Growth for 2017 was forecast at two per cent, an increase on the 1.4 per cent in the preceding year.

The forecast for 2018 is 1.6 per cent, 1.7 per cent in 2019, 1.9 per cent in 2020, and two per cent in 2021. The previous forecasts for these years were 1.4 per cent, 1.7 per cent for 2018, 2.1 per cent in 2019, 2.1 per cent in 2020 and two per cent respectively.


£51.7 billion in 2016-17, £58.3 billlon in 2017-18, £40.8 billion in 2018-19, £21.4 billion in 2019-20, £20.6 billion in 2020-21, and £16.8 billion in 2021-22.

In November, borrowing was forecast to be £59 billion in 2017-18, £46.5 billion in 2018-19, £22 billion in 2019-20, £21 billion in 2020-21 and £17.2billion in 2021-22.

The Chancellor has abandoned hopes of a surplus by the end of the decade.

Personal tax allowance

£11,500 for basic rate taxpayers.

Small business tax

The introduction of quarterly reporting for businesses below the VAT registration threshold has been delayed by a year at a cost of £280 million.

Tax avoidance

£820 million of tax avoidance measures.

New financial penalty for professionals creating schemes defeated by HMRC.

Businesses  to be stopped from converting capital losses into trading losses.

Business rates

Capped so that rates rise by no more than £50 a month for small businesses losing their rate relief.

Pubs to receive a £1,000 discount on business rates where the rateable value is less than £100,000 (90 per cent of pubs) and a £300 million fund for discretionary relief for local authorities. 

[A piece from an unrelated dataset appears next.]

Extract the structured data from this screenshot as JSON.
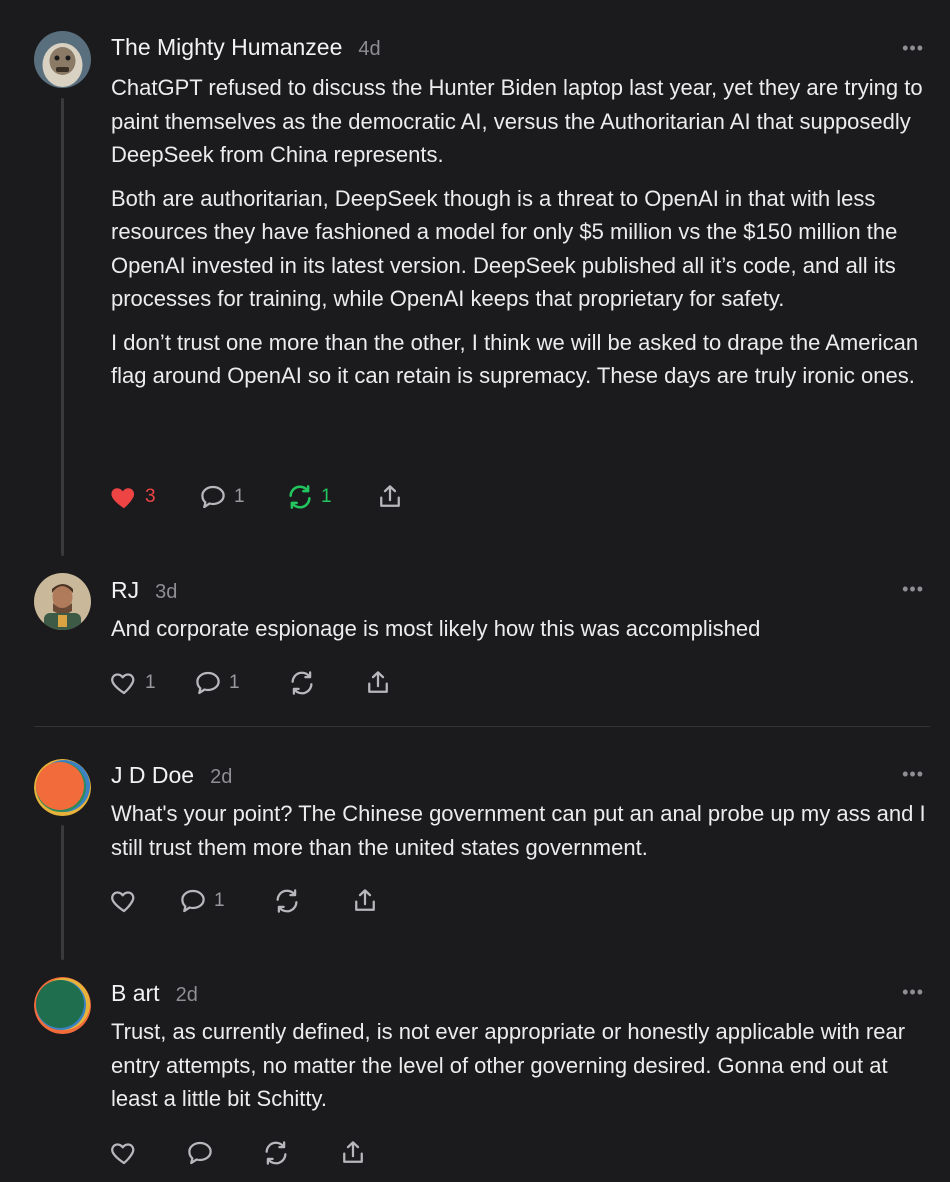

Self-employed national insurance contributions

 £145 million will be raised by increasing the Class 4 national insurance contributions of some self-employed people. These will go up to 10 per cent (from nine per cent) and to 11 per cent in April 2019,


Vehicle excise duty frozen for hauliers and HGVs.

Sugar tax set at 18p and 24p per litre for the main and higher bands (more than 5g of sugar per 100ml and more than 8g per 100ml respectively).

New minimum excise duty on cigarettes.

No changes to duties on alcohol and tobacco.

Minimum wage ('living wage')

Will rise to £7.50 an hour in April.


A three year bond on savings up to £3000 will be available from April, paying interest of 2.2 per cent

Education and training

£320 million for 110 new free schools, taking the total to 500.

Free school transport extended to children receiving free school meals at selective schools.

£216 million for school maintenance.

Introduction of technical qualifications (T-levels), an alternative to A-levels for 16- to 19-year-olds.

£40 million for pilots on lifelong learning projects.

£300 million for 1,000 new PhD placements.


£325 million of capital for the first of the new sustainability and transformation plans (STPs), intended to improve healthcare.

£100 million for 100 onsite GP treatment centres in Accident and Emergency departments (in England).

Social care

£2 billion for services in England over the next three years

Green Paper on social care funding to be published later in the year.


£20 million to combat violence against women and girls.

£5 million to support people returning to work after a career break

£5 million for projects to celebrate the 1918 Representation of the People Act.

Scotland, Wales and Northern Ireland

£350 million for  the Scottish government.

£200 million for the Welsh government.

£120 million for the Northern Ireland executive.

Local government

Midlands Engine Strategy to be published

£690 million competition for local authorities to tackle urban congestion.